Thursday, June 5, 2014

Never in the history of the world have there been so many civilized tenderhearted souls as have lived in this century. Never in the history of the world have so many people been killed.

An interesting conversation going on over at Althouse, Sentimentality/tenderness and the gas chamber by Ann Althouse.

Read the whole thing but the meat is here.
But why is opposition to tenderness an argument against what Nazis represent? And what's with the 2 versions of the aphorism? What meaning is there in the shift from sentimentality to tenderness? And how closely do the thoughts of Flannery O'Connor and Walker Percy connect to present-day debates about empathy and trigger warnings?

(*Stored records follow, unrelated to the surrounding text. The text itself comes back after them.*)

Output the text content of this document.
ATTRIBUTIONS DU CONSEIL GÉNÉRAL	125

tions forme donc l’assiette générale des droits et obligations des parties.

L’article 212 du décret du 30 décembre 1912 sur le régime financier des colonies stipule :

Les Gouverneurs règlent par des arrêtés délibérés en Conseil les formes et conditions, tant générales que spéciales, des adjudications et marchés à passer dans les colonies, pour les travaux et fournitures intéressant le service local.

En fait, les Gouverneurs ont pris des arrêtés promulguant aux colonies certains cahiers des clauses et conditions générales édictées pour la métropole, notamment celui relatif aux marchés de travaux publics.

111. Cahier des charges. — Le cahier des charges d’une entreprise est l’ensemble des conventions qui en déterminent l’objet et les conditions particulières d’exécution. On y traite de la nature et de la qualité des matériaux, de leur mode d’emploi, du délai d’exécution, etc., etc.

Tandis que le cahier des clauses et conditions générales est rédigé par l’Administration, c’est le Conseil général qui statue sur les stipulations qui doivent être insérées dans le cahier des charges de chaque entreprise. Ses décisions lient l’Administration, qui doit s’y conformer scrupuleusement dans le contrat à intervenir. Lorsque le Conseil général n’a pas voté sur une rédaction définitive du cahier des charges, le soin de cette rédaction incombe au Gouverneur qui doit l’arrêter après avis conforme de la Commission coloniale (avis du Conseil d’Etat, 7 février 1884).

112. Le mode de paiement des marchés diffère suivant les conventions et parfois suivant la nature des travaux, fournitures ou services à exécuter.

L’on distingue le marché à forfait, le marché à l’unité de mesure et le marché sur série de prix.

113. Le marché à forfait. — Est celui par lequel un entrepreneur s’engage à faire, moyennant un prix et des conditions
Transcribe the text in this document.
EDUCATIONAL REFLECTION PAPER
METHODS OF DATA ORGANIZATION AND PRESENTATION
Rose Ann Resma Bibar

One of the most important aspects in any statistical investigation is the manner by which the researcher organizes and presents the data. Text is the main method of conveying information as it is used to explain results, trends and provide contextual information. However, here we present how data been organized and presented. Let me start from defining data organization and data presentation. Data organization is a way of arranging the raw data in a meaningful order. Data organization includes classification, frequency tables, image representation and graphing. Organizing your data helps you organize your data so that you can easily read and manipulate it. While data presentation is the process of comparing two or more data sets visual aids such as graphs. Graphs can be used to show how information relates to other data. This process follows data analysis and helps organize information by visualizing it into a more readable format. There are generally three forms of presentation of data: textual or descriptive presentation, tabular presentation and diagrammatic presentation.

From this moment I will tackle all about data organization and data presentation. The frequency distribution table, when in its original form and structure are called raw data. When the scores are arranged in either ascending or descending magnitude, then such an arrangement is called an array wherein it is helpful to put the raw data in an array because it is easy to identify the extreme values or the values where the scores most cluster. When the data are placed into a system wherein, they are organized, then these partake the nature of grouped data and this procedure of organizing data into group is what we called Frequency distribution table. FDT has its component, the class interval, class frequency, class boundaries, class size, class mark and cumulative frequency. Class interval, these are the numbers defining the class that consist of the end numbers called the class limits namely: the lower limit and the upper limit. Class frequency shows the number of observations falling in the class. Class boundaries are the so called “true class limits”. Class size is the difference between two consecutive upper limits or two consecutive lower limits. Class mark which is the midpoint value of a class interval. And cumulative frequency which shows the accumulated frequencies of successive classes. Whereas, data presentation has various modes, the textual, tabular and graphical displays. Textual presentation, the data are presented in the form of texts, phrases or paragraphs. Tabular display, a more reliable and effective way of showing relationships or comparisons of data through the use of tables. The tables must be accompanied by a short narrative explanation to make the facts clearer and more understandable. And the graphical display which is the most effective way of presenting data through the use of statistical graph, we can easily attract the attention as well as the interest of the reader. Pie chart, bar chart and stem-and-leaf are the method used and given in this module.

MORE: In fact, O'Connor, like Percy, used the word "tenderness." She wrote:
One of the tendencies of our age is to use the suffering of children to discredit the goodness of God, and once you have discredited his goodness, you are done with him.... Ivan Karamazov cannot believe, as long as one child is in torment; Camus' hero cannot accept the divinity of Christ, because of the massacre of the innocents. In this popular pity, we mark our gain in sensibility and our loss in vision. If other ages felt less, they saw more, even though they saw more, even though they saw with the blind, prophetical, unsentimental eye of acceptance, which is to say, of faith. In the absence of this faith now, we govern by tenderness. It is tenderness which, long since cut off from the person of Christ is wrapped in theory. When tenderness is detached from the source of tenderness, its logical outcome is terror. It ends in forced-labor camps and in the fumes of the gas chamber.
Walker Percy — who claimed not to realize he was appropriating O'Connor — wrote:
Beware, tender hearts! Don’t you know where tenderness leads? To the gas chambers. Never in the history of the world have there been so many civilized tenderhearted souls as have lived in this century. Never in the history of the world have so many people been killed. More people have been killed in this century by tenderhearted souls than by cruel barbarians in all other centuries put together. My brothers, let me tell you where tenderness leads. To the gas chambers! On with the jets!
Interviewed about that passage, Walker said:
It is the widespread and ongoing devaluation of human life in the Western world -- under various sentimental disguises: "quality of life," "pointless suffering," "termination of life without meaning," etc. I trace it to a certain mindset in the biological and social sciences which is extraordinarily influential among educated folk -- so much that it has achieved the status of a quasi-religious orthodoxy.... Although it drapes itself in the mantle of the scientific method and free scientific inquiry, it is neither free nor scientific. Indeed, it relies on certain hidden dogma where dogma has no place. ... The first: In your investigations and theories, [thou] shalt not find anything unique about the human animal even if the evidence points to such uniqueness. ... Another dogma: Thou shalt not suggest that there is a unique and fatal flaw in Homo sapiens sapiens or indeed any perverse trait that cannot be laid to the influence of Western civilization. ... Conclusion: It is easy to criticize the absurdities of fundamentalist beliefs like "scientific creationism" -- that the world and its creatures were created six thousand years ago. But it is also necessary to criticize other dogmas parading as science and the bad faith of some scientists who have their own dogmatic agendas to promote under the guise of "free scientific inquiry." Scientific inquiry should, in fact, be free. The warning: If it is not, if it is subject to this or that ideology, then do not be surprised if the history of the Weimar doctors is repeated. Weimar leads to Auschwitz. The nihilism of some scientists in the name of ideology or sentimentality and the consequent devaluation of individual human life lead straight to the gas chamber.
A lot of nuances. From 30,000 feet, I'd buy in to the argument that misplaced empathy often incites well intentioned actions that often/usually/almost always have significant unintended negative consequences which can outweigh any putative benefit that was originally being sought.

To the extent possible, it is always best for local and poorly understood complex problems to be solved locally. Good intentions are not the same as good outcomes.